LOCATION: ExecCheckPlanOutput, nodeModifyTable.c:212
I think that would be worked around by #583, but then the opposite would hold (i.e. inserting into a varchar column woudl fail). So I think we need some logic to make sure that the types match against eachother, and maybe add some code to convert the type that we get back from DuckDB to the type that PG wants for the INSERT. I think that would also fix the generate_series() issue that all of the tests are failing on currently.

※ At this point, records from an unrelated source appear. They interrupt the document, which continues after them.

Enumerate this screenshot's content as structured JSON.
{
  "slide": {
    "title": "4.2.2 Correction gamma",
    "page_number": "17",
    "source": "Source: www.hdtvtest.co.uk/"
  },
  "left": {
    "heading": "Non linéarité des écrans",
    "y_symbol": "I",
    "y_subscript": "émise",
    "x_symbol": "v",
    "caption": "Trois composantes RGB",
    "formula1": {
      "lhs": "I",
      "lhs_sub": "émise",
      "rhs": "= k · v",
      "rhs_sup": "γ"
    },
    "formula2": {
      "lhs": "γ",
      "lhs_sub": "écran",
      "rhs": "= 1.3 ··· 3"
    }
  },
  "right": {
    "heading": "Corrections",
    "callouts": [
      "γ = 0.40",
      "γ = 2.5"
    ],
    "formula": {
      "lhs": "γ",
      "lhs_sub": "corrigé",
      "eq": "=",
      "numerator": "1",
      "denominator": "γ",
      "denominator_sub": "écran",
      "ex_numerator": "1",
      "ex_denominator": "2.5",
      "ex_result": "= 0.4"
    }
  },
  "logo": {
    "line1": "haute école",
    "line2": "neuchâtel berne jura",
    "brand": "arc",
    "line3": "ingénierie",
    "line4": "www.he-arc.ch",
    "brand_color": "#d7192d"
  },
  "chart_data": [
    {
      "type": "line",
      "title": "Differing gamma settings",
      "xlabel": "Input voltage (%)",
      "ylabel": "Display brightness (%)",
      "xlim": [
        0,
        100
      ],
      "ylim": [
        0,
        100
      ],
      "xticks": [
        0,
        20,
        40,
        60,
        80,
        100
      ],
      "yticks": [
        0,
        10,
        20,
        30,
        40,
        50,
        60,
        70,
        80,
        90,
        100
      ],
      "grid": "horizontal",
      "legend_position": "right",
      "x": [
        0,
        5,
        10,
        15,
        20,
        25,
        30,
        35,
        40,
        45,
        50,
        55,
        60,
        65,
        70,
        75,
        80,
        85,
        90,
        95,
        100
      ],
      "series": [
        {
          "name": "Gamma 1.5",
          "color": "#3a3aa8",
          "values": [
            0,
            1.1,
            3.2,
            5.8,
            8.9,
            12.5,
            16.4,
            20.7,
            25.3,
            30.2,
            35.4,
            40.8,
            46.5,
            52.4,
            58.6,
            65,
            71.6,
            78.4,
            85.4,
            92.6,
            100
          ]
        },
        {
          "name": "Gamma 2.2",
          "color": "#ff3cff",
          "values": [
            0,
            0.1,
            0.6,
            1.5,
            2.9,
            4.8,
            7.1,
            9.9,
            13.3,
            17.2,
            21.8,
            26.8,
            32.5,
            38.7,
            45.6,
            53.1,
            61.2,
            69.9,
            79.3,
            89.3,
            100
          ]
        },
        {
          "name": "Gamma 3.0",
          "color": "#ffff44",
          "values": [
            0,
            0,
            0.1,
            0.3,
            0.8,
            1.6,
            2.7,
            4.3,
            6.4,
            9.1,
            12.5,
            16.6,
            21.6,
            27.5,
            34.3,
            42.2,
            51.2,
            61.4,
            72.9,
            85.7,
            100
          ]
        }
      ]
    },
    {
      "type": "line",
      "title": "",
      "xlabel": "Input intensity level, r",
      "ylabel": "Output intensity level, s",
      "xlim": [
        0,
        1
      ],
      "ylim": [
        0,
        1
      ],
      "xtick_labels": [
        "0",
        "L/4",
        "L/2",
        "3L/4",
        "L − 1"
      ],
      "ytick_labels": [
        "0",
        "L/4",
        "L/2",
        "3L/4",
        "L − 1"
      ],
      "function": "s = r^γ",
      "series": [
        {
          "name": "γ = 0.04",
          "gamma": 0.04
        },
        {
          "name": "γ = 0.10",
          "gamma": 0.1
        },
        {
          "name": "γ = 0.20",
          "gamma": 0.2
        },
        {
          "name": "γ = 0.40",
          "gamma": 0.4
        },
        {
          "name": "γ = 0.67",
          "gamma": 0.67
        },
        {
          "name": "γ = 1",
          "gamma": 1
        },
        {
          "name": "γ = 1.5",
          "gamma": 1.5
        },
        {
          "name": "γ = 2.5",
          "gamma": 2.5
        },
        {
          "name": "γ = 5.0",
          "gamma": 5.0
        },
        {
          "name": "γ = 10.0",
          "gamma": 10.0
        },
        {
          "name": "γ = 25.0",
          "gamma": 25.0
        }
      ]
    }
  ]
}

I think that would be worked around by #583, but then the opposite would hold (i.e. inserting into a varchar column woudl fail). So I think we need some logic to make sure that the types match against eachother, and maybe add some code to convert the type that we get back from DuckDB to the type that PG wants for the INSERT. I think that would also fix the
generate_series()issue that all of the tests are failing on currently.
YES, the type check and conversion are substantial. I manually added an Expr to handle the coerce and it seems working so far (e.g., varchar and generate_series issue). I'll add more test cases to ensure if I haven't missed (or broken) anything, and code re-org (& cleanup) are also in progress. Thanks for the feedback, @JelteF !
The MR is ready for review~ @JelteF Please take a look when you have a chance.
Currently, the regression is failing for hugeint_numeric. The issue seems related to the following behavior, which is reproducible in the main branch. Do you have any insights on this?
select * from duckdb.query($$ SELECT a FROM (VALUES (32942348563242.111222333444555666777888::numeric(38,24)), (NULL::numeric), (123456789.000000000000000000000001::numeric(38,24))) t(a) $$);
a
----------------------------------------
32942348563242.11122233344455566677789 (correct one should be `32942348563242.111222333444555666777888`
123456789.00000000000000000000000 (correct one should be 123456789.000000000000000000000001)
(3 rows)
update: DuckDB cli has the exact same output.
Currently, the regression is failing for hugeint_numeric. The issue seems related to the following behavior, which is reproducible in the main branch. Do you have any insights on this?
I think you can probably fix the test by changing the plain NULL to NULL::NUMERIC(38, 24). It seems at least that that solves the issue when running your reproducing example in the duckdb CLI.
To set expectations: I think this is a very cool feature and your implementation looks like the right direction. But it is relatively complex and impactful, so I would like to give it an appropriate round of testing and "baking" (aka testing by merging it and having it on the main branch for a while). Since we want to release 1.0 somewhat soon, I don't think it's realistic to still do that before the 1.0 release. So I added this to the new 1.1 milestone instead. I also won't spend time reviewing this PR in depth until then.
To set expectations: I think this is a very cool feature and your implementation looks like the right direction. But it is relatively complex and impactful, so I would like to give it an appropriate round of testing and "baking" (aka testing by merging it and having it on the
mainbranch for a while). Since we want to release 1.0 somewhat soon, I don't think it's realistic to still do that before the 1.0 release. So I added this to the new 1.1 milestone instead. I also won't spend time reviewing this PR in depth until then.
Totally agree, 1.1 makes sense. btw, any target date for 1.0 release?
any target date for 1.0 release?
The current plan is to do it quickly after the DuckDB 1.3.0 release, so early May. But dates may obviously slip.